彼女は南アフリカ生まれで幼少期に一家で英国に移住。両親の家系はともに百年以上前に南アに移住した英国人である。南アは1990年代末にアパルトヘイト政策の下で英国系白人が支配していた体制が黒人も投票権を持てる政治体制に移行した。当時将来を悲観した多数の英国系白人が南アを去って英国に移住した。なおエレンによると20世紀初頭に英国によるボーア戦争で敗れたオランダ系のボーア人の子孫は大半が南アに残ったという。
エレン一家が英国に移住した時期に筆者は商用でヨハネスブルグ発シンガポール行きのフライトに乗ったことがあった。台湾人の農民の団体旅行客が50人近く乗っていた。彼らは南アから引き上げる白人農場主たちが長年経営してきた農場を格安で買うために南アを訪問していたのだ。台湾は農地が狭くさらに中国に支配されるリスクがあり将来に備えて投資も兼ねて広大な農場を買いに来たのだ。
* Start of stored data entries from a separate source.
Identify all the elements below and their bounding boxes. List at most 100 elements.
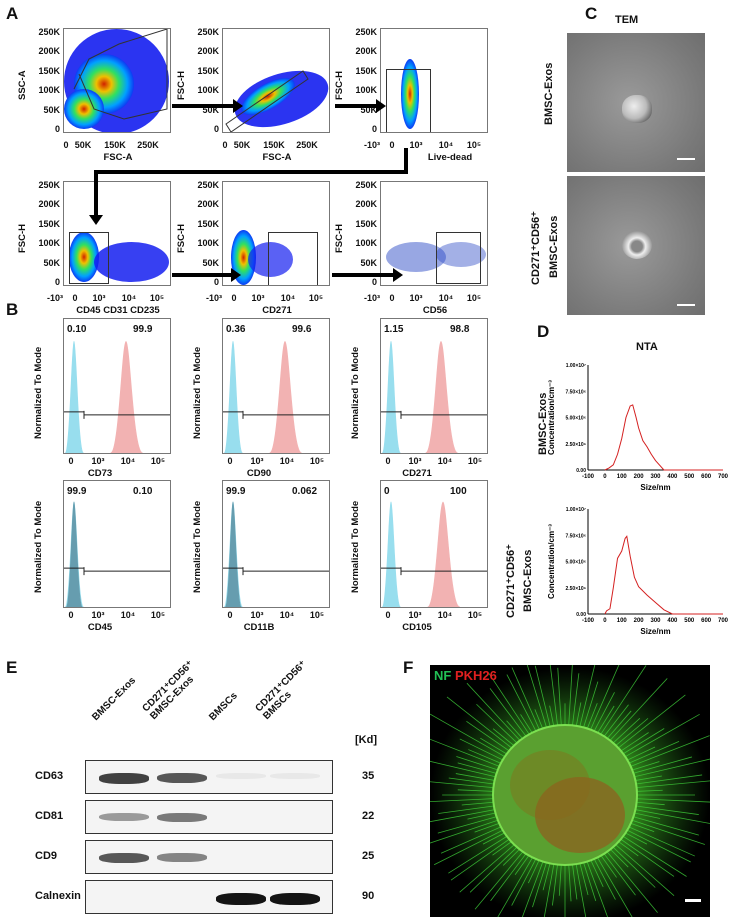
gate-polygon[interactable] bbox=[223, 29, 330, 133]
x-tick-label: 700 bbox=[718, 618, 729, 624]
gate[interactable] bbox=[386, 69, 431, 132]
confocal-image: NF PKH26 bbox=[430, 665, 710, 917]
x-tick-label: 700 bbox=[718, 474, 729, 480]
x-tick: 250K bbox=[296, 140, 318, 150]
histogram-plot bbox=[380, 480, 488, 608]
stained-histogram bbox=[427, 501, 461, 607]
x-tick-label: 500 bbox=[684, 474, 695, 480]
y-tick: 0 bbox=[213, 277, 219, 287]
cell-density bbox=[64, 89, 104, 129]
x-tick: -10³ bbox=[46, 293, 63, 303]
x-tick: 10³ bbox=[91, 456, 105, 466]
histogram-plot bbox=[380, 318, 488, 454]
x-tick: 0 bbox=[63, 140, 69, 150]
x-tick: -10³ bbox=[363, 293, 380, 303]
gating-connector bbox=[94, 170, 408, 174]
lane-label-line: BMSCs bbox=[207, 690, 240, 723]
x-tick: 10³ bbox=[91, 610, 105, 620]
x-tick-label: -100 bbox=[582, 474, 595, 480]
x-tick-label: -100 bbox=[582, 618, 595, 624]
protein-band bbox=[157, 813, 207, 823]
x-axis-label: Size/nm bbox=[640, 483, 670, 492]
x-tick: 0 bbox=[385, 610, 391, 620]
flow-plot bbox=[380, 28, 488, 133]
y-tick: 250K bbox=[197, 180, 219, 190]
control-histogram bbox=[64, 340, 84, 453]
histogram-plot bbox=[63, 480, 171, 608]
control-histogram bbox=[223, 340, 243, 453]
panel-label-f: F bbox=[403, 658, 414, 677]
y-tick: 250K bbox=[355, 180, 377, 190]
marker-label: CD105 bbox=[402, 622, 432, 633]
y-tick: 150K bbox=[355, 65, 377, 76]
x-tick-label: 0 bbox=[603, 618, 607, 624]
protein-label: CD63 bbox=[35, 770, 64, 782]
x-tick: 50K bbox=[233, 140, 251, 150]
positive-percent: 98.8 bbox=[450, 324, 470, 335]
y-tick: 150K bbox=[38, 65, 60, 76]
y-tick-label: 2.50×10⁶ bbox=[565, 586, 586, 592]
kd-value: 22 bbox=[362, 810, 375, 822]
y-tick: 150K bbox=[38, 218, 60, 229]
x-tick: 10⁴ bbox=[438, 140, 454, 150]
exosome-particle bbox=[622, 95, 652, 123]
blot-strip bbox=[85, 800, 333, 834]
lane-label: CD271⁺CD56⁺ BMSC-Exos bbox=[140, 659, 203, 722]
gate-polygon[interactable] bbox=[64, 29, 171, 133]
x-tick: 0 bbox=[231, 293, 237, 303]
protein-band bbox=[216, 893, 266, 905]
y-axis-label: FSC-H bbox=[334, 223, 345, 253]
x-tick: 10⁴ bbox=[280, 293, 296, 303]
gate[interactable] bbox=[436, 232, 481, 284]
y-tick: 200K bbox=[197, 46, 219, 57]
x-tick-label: 0 bbox=[603, 474, 607, 480]
y-tick: 50K bbox=[202, 257, 219, 268]
neurite-image bbox=[430, 665, 710, 917]
x-tick: 0 bbox=[227, 610, 233, 620]
y-tick: 50K bbox=[360, 104, 377, 115]
kd-value: 25 bbox=[362, 850, 375, 862]
x-tick: 10³ bbox=[408, 456, 422, 466]
y-axis-label: Normalized To Mode bbox=[350, 500, 361, 593]
gate[interactable] bbox=[268, 232, 318, 285]
x-tick: 250K bbox=[137, 140, 159, 150]
histogram-plot bbox=[63, 318, 171, 454]
x-tick: 10⁴ bbox=[437, 610, 453, 620]
x-tick: 10⁴ bbox=[120, 456, 136, 466]
y-tick: 0 bbox=[371, 277, 377, 287]
lane-label-line: BMSC-Exos bbox=[90, 675, 139, 723]
y-tick: 200K bbox=[197, 199, 219, 210]
stained-histogram bbox=[425, 341, 459, 453]
gate[interactable] bbox=[69, 232, 109, 284]
x-tick: 10⁴ bbox=[120, 610, 136, 620]
y-axis-label: Normalized To Mode bbox=[192, 500, 203, 593]
y-axis-label: Normalized To Mode bbox=[33, 500, 44, 593]
x-axis-label: FSC-A bbox=[262, 152, 292, 163]
histogram-plot bbox=[222, 480, 330, 608]
x-tick: 10³ bbox=[92, 293, 106, 303]
y-axis-label: Normalized To Mode bbox=[192, 346, 203, 439]
y-tick-label: 1.00×10⁷ bbox=[566, 507, 586, 513]
y-tick-label: 2.50×10⁶ bbox=[565, 442, 586, 448]
y-tick: 250K bbox=[38, 180, 60, 190]
x-tick: 0 bbox=[389, 293, 395, 303]
size-distribution-line bbox=[604, 535, 723, 615]
y-tick-label: 1.00×10⁷ bbox=[566, 363, 586, 369]
flow-plot bbox=[63, 181, 171, 286]
gating-connector bbox=[404, 148, 408, 174]
tem-row-label: BMSC-Exos bbox=[543, 62, 555, 125]
x-tick: 10⁴ bbox=[438, 293, 454, 303]
stained-histogram bbox=[65, 501, 83, 607]
positive-percent: 100 bbox=[450, 486, 467, 497]
histogram-plot bbox=[222, 318, 330, 454]
y-tick-label: 7.50×10⁶ bbox=[565, 533, 586, 539]
x-tick: 0 bbox=[385, 456, 391, 466]
cell-density bbox=[436, 242, 486, 267]
y-tick: 0 bbox=[54, 124, 60, 134]
y-tick: 50K bbox=[43, 104, 60, 115]
y-tick: 200K bbox=[355, 199, 377, 210]
control-histogram bbox=[381, 501, 401, 607]
panel-label-c: C bbox=[585, 4, 598, 23]
y-tick: 200K bbox=[355, 46, 377, 57]
nta-chart-bmsc-exos: 1.00×10⁷ 7.50×10⁶ 5.00×10⁶ 2.50×10⁶ 0.00-100… bbox=[547, 363, 729, 492]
また同時期に英国の地方都市の機械メーカーのマネージャーに招かれ彼の友人たちと一緒に食事をしたことがあった。友人たちは全員が南アからの引揚者だった。英国社会では南ア帰りは差別されてまともな職業に就けないと嘆いていた。例えば南アで看護師だったが英国では准看護師扱いにされたとか、南アの大学での学位が評価されず高卒並みの給与にされたとか、英国社会では南ア出身者はインド人移住者と同じように遇されるなど口々に差別を批判していた。